After a couple of days Mike came back to me and said that after thinking about it Ray had decided against complying with my request. He pointed out that he was not a solo artist and that he felt it would be disrespectful to the rest of the band (presumably he meant Dave!) to go on a programme talking about a Kinks single and their career and then effectively lauch himself as a solo artist. I expressed my disappointment but Mike said he was pretty definite about it and that he felt pushing him anymore might cause him to junk the whole idea. As we were about to end the conversation Mike said there was just one more thing. I asked what it was and he said Ray had been intrigued by the choice of song and wondered who’d requested it.
On the appointed day Ray arrived with Mike Perry and unlike many other pop artistes there was no entourage and no cases of stage clothes etc. His entire ‘luggage’ consisted of the clothes in which he stood and a part-drunk bottle of Evian. When we’d met up at reception Ray just said he wasn’t sure why, but he’d had a strong hunch that it would be me behind the unexpected request, but he’d forgotten my name so it hadn’t really registered when Mike had mentioned it to him. He did the show and everything went smoothly. In the Green Room after the programme still clutching the bottle of Evian which had stayed with him even on set, he asked me why I’d requested that song in particular. I told him because I thought it was the most honest song he’d ever written and was also one of his best. He told me he agreed.
Come Dancing went top ten and was the last single by The Kinks to achieve chart success. I saw them live at The Lyceum in London the following year and they were great. Despite the fact we swapped phone numbers yet again we didn’t get in touch. A few years ago I dropped off a CD of a band I was managing at Konk Studios in North London and enclosed a little note but I got no response. Ray has now established himself as a solo artist, although there are ever-present rumours of a Kinks reunion with the original line-up, but apparently brother Dave isn’t that keen. It’s now twenty-five years since I last met Ray but it wouldn’t surprise me in the least if our paths cross again, when we’re least expecting it.

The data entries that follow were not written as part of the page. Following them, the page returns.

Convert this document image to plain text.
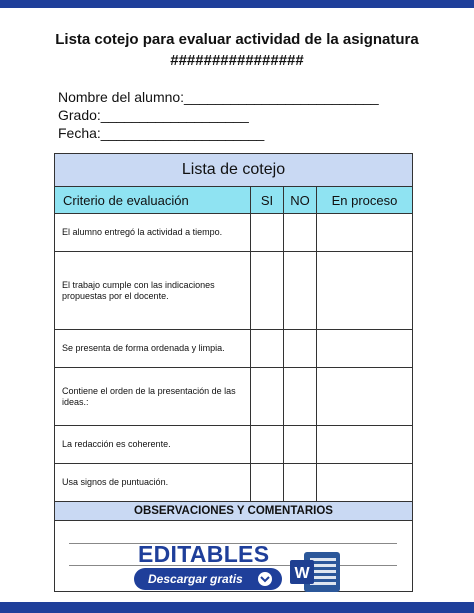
Lista cotejo para evaluar actividad de la asignatura
################
Nombre del alumno:_________________________
Grado:___________________
Fecha:_____________________
Lista de cotejo			
Criterio de evaluación	SI	NO	En proceso
El alumno entregó la actividad a tiempo.			
El trabajo cumple con las indicaciones propuestas por el docente.			
Se presenta de forma ordenada y limpia.			
Contiene el orden de la presentación de las ideas.:			
La redacción es coherente.			
Usa signos de puntuación.			
OBSERVACIONES Y COMENTARIOS			

EDITABLES
Descargar gratis	W
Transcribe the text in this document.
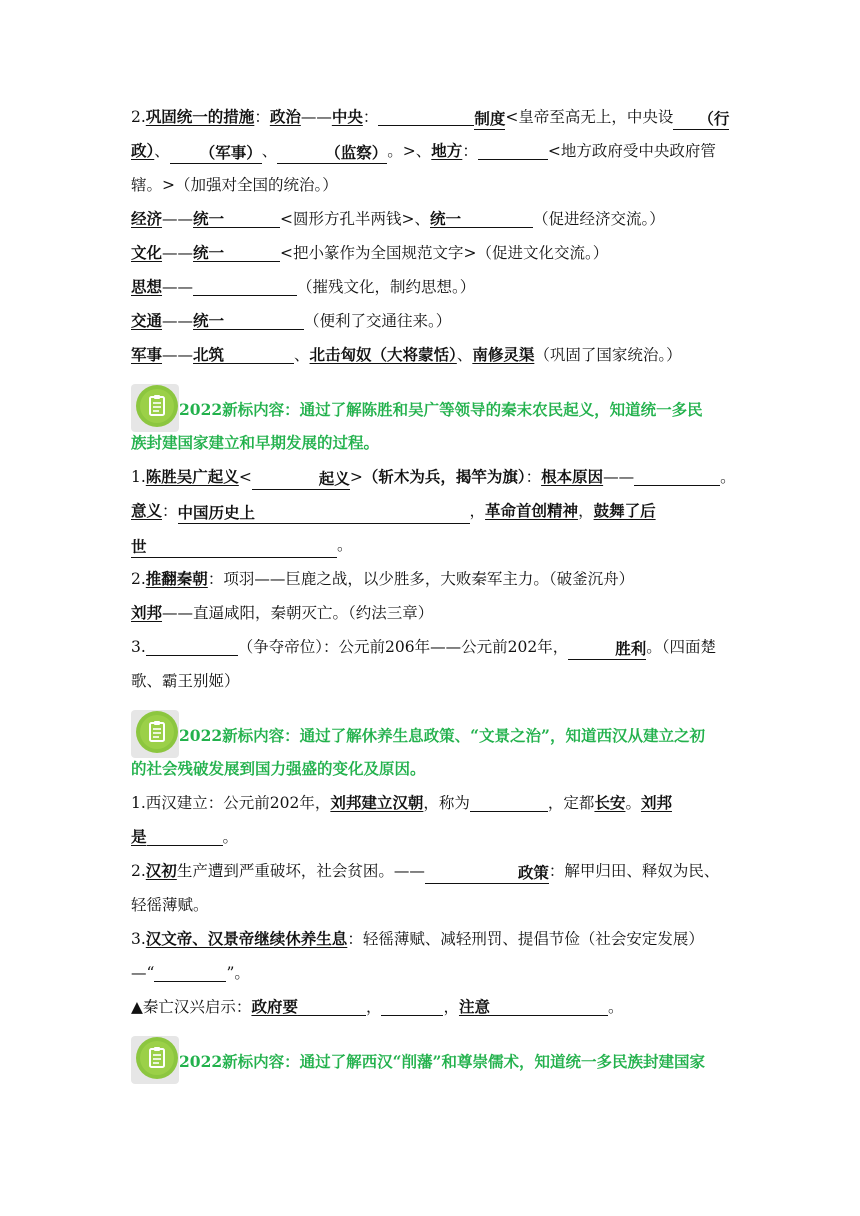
2.巩固统一的措施：政治——中央：	制度<皇帝至高无上，中央设 （行
政）、 （军事）、	（监察）。>、地方：	<地方政府受中央政府管
辖。>（加强对全国的统治。）
经济——统一	<圆形方孔半两钱>、统一	（促进经济交流。）
文化——统一	<把小篆作为全国规范文字>（促进文化交流。）
思想——	（摧残文化，制约思想。）
交通——统一	（便利了交通往来。）
军事——北筑	、北击匈奴（大将蒙恬）、南修灵渠（巩固了国家统治。）
2022新标内容：通过了解陈胜和吴广等领导的秦末农民起义，知道统一多民
族封建国家建立和早期发展的过程。
1.陈胜吴广起义<	起义>（斩木为兵，揭竿为旗）：根本原因——	。
意义：中国历史上	，革命首创精神，鼓舞了后
世	。
2.推翻秦朝：项羽——巨鹿之战，以少胜多，大败秦军主力。（破釜沉舟）
刘邦——直逼咸阳，秦朝灭亡。（约法三章）
3.	（争夺帝位）：公元前206年——公元前202年，	胜利。（四面楚
歌、霸王别姬）
2022新标内容：通过了解休养生息政策、“文景之治”，知道西汉从建立之初
的社会残破发展到国力强盛的变化及原因。
1.西汉建立：公元前202年，刘邦建立汉朝，称为	，定都长安。刘邦
是	。
2.汉初生产遭到严重破坏，社会贫困。——	政策：解甲归田、释奴为民、
轻徭薄赋。
3.汉文帝、汉景帝继续休养生息：轻徭薄赋、减轻刑罚、提倡节俭（社会安定发展）
—“	”。
▲秦亡汉兴启示：政府要	，	，注意	。
2022新标内容：通过了解西汉“削藩”和尊崇儒术，知道统一多民族封建国家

Voodoo Ray was a chart hit for A Guy Called Gerald in the late 80’s. It was part of the House/Acid House movement and some people may be surprised to hear that I was extemely fond of this period of music. Amongst my favourite records are Jack Your Body by Steve ‘Silk’ Hurley, House Arrest by Krush, Ride on Time by Black Box, Theme From S’Express, Bango Back To the Batmobile by Todd Terry Project and the sublime Promised Land by Joe Smooth. I was also and still am, a big fan of Jazzy B and Soul II Soul and all their hits from the second Summer of Love!